Je n’ai jamais lu «L’amour dure trois ans», le roman de Frédéric Beigbeder. Je préfère attendre l’adaptation cinématographique américaine qui mettra probablement en vedette Shia Labeouf, Colin Farrell et une Megan Fox sur le déclin.
 
Je suis en route vers Charlevoix pour un week-end de ski au Massif, et quelque part entre Québec et la Petite-Rivière-Saint-François, j’entame une réflexion en compagnie de mon fidèle ami Mathieu (qui a lu le roman de Beigbeder) sur la valeur de l’amour en 2014.
 
(Re)construire l’amour en 2014.
 
Il y a quelques semaines, j’ai fait l’apologie du frenche mais surtout du concept de «prendre son temps». L’idée avait du sens: alors que nous surconsommons nos relations comme des pièces de vêtement achetées chez Joe Fresh, pourquoi ne pas retourner à une approche plus traditionnelle. Ne pas baiser le premier soir, et attendre de faire l’amour. Ne pas s’embrasser saouls dans l’obscurité d’un bar de quartier, mais préférer frencher sous le chaud soleil d’un brunch du dimanche. Au fond, apprendre à se connaître un peu mieux qu’une conversation sur un chat de n’importe quel média social.
 
Oui, l’idée avait du sens.
Mais en pratique, j’en arrive au même point.
 
Certes, tout est plus magique. On s’imagine que notre abstinence participe à un sentiment plus grand que nature. On développe la certitude que nous vivons quelque chose d’unique. Que nous avons raison, que les autres ont tort. Étrangement, croire en l’amour traditionnel, c’est un peu comme croire en Dieu.
 
Et il est là le problème.
 
Le jour où on réalise que l’amour n’est pas différent du Lapin de Pâques, on tombe de haut. Pas besoin d’attendre trois ans pour s’en rendre compte. Deux semaines suffisent. Au premier conflit, au premier lundi soir normal, ordinaire et sans saveur, le rêve éveillé tourne au cauchemar réaliste. Les cœurs se brisent, les lunettes roses perdent leur couleur, il ne reste plus que deux individus qui se demandent ce qu’ils peuvent bien foutre ensemble.
 
Parce qu’il n’y a plus rien pour nous forcer, nous obliger à essayer. Nous sommes libres de tout: du joug de la religion, des pressions économiques, de l’autorité parentale. Et même l’attrait des valeurs traditionnelles ne peut nous épargner. Ultimement, il n’y a que le souhait de deux individus de partager leurs vies pour aucune raison construite whatsoever.
 
J’en suis arrivé à cette conclusion après deux semaines de fréquentation.

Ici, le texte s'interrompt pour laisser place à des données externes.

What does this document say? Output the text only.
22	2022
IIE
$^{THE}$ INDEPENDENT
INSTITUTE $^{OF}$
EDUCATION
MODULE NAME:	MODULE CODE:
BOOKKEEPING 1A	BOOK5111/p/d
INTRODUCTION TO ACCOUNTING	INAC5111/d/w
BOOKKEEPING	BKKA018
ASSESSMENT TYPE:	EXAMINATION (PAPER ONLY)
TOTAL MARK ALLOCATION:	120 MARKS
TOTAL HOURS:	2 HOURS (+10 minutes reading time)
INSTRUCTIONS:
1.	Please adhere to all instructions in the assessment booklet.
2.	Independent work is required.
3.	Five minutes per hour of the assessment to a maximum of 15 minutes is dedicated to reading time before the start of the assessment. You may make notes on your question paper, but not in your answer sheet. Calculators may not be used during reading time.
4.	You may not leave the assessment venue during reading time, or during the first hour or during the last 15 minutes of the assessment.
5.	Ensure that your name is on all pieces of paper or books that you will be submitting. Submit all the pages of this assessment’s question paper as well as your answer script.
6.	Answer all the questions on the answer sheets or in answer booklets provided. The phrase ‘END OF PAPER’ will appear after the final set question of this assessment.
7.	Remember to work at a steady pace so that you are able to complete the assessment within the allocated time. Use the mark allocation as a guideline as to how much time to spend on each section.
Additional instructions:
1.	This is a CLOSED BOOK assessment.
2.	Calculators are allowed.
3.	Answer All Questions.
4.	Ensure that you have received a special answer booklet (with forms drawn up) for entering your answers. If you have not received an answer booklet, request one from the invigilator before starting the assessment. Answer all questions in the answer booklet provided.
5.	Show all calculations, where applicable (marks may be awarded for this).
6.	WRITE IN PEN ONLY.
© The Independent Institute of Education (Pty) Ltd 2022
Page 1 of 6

L’Italienne au teint parfait, même en hiver, vous vous souvenez?
L’amour a fait place à mon pragmatisme postmoderne.
Et je me sens vide.
 
Il est tout près de midi le dimanche matin lorsque je termine l’écriture de cette chronique. Les yeux rivés sur la splendeur tranquille du fleuve St-Laurent, j’observe la nature dans tout son éclat. Au départ, il n’y avait que la vie. Et puis après, il y a eu tout le reste.
 
Il faut donc vivre, n’est-ce pas? Vit-on davantage à goûter les saveurs féminines du mois, à collectionner les tendres parfums d’inconnues, à se forger des souvenirs dans le creux des hanches de différentes partenaires?
 
Ce matin, j’ai l’impression que non.
J’ai le goût de (re)construire mon amour.
 
J’ai envie de savourer cette femme plusieurs fois par semaine, de cultiver son parfum pour qu’il reste à jamais gravé dans ma mémoire, de m’endormir dans le creux de ses hanches. Je (m’en)fonce dans cette grotte confortable de plein gré, pour apprécier les reflets de ma réalité romancée.
 
Après tout, à défaut de trois ans, peut-être que l’amour dure trois semaines.